Slow though their progress was, Honsou calculated that within three days the sap would be almost at the lip of the citadel's huge ditch, in a position where it could be branched left and right to form the third parallel. Under normal circumstances, a trench cavalier would be built along the parallel's length, a solid earthwork some three metres high with a parapet that would allow troops manning its firing step to obtain plunging fire into ramparts of the ravelin. This, combined with fire from Vindicator siege tanks and the spider-legged Defilers, should compel the defenders to abandon the ravelin, allowing the attackers to assault the breaches.
But these were not normal circumstances and the unexpected destruction of their siege batteries meant there were no breaches in the walls.
They would need some other way of bringing down the walls if they were to take this citadel. As he turned back towards the camp, it came to him how such a feat could be achieved.

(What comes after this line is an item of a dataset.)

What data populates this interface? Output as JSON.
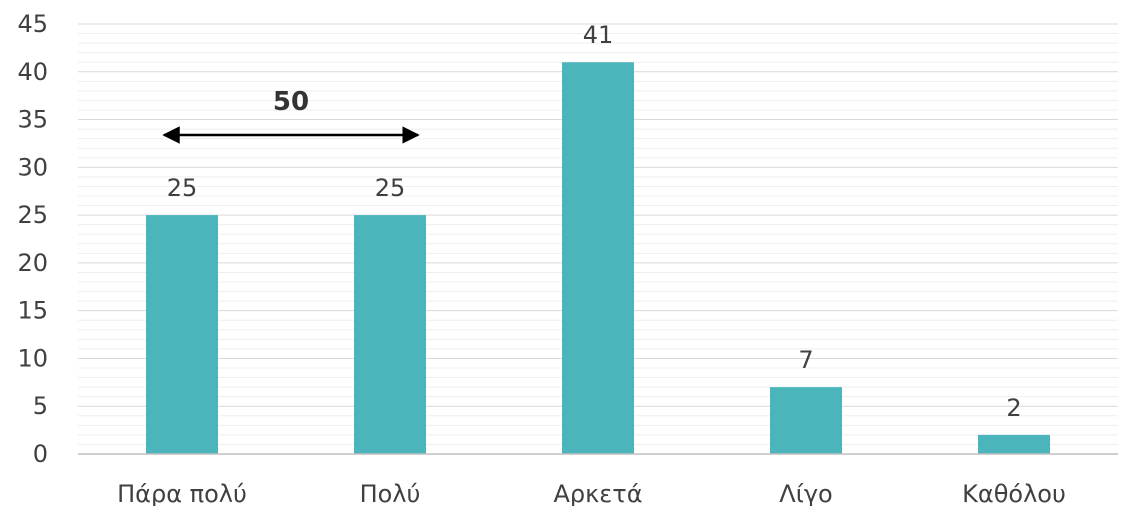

Crouched in a dark part of Kroeger's dugout, Larana Utorian rocked back and forth, her knees tucked up under her chin, her hands clasped over her ears. A red line dribbled down her chin where she had chewed her lip and her thin, wasted frame was malnourished to the point of starvation. Her features were gaunt and sallow and her ribs pushed against her filthy skin beneath the threadbare remains of her uniform jacket.
Kroeger's armour once more hung on its frame, its surfaces slathered in gore.
On the ground before her lay the armoured gauntlet, the fingers curled in a fist, the knuckles caked with pounded-in blood. Her bone knife rested against it, its edge nicked and bloody.
Larana's breathing came in short, hiked gasps. The voice had come again.
'Who are you?' she asked, the sound no more than a hoarse whisper. There was no answer and for the briefest second she wondered if she had imagined the hissing voice that had spoken to her.
A nervous laugh built in her throat, but died as the voice came again.
I am all that you want, little one. I feel your hate and it is exquisite.
The voice slithered around her head, seeming to come from all around her, sounding more dead than alive. The horrific voice was composed of many, each overlaying the other, monstrously intertwined with sussurating hoarseness.
Larana whimpered in fear. Looking up at Kroeger's armour she saw a pale nimbus of light building up behind the visor of the helmet. The eyes seemed to be looking straight through her, through her skin, past her bones and organs and into her very soul.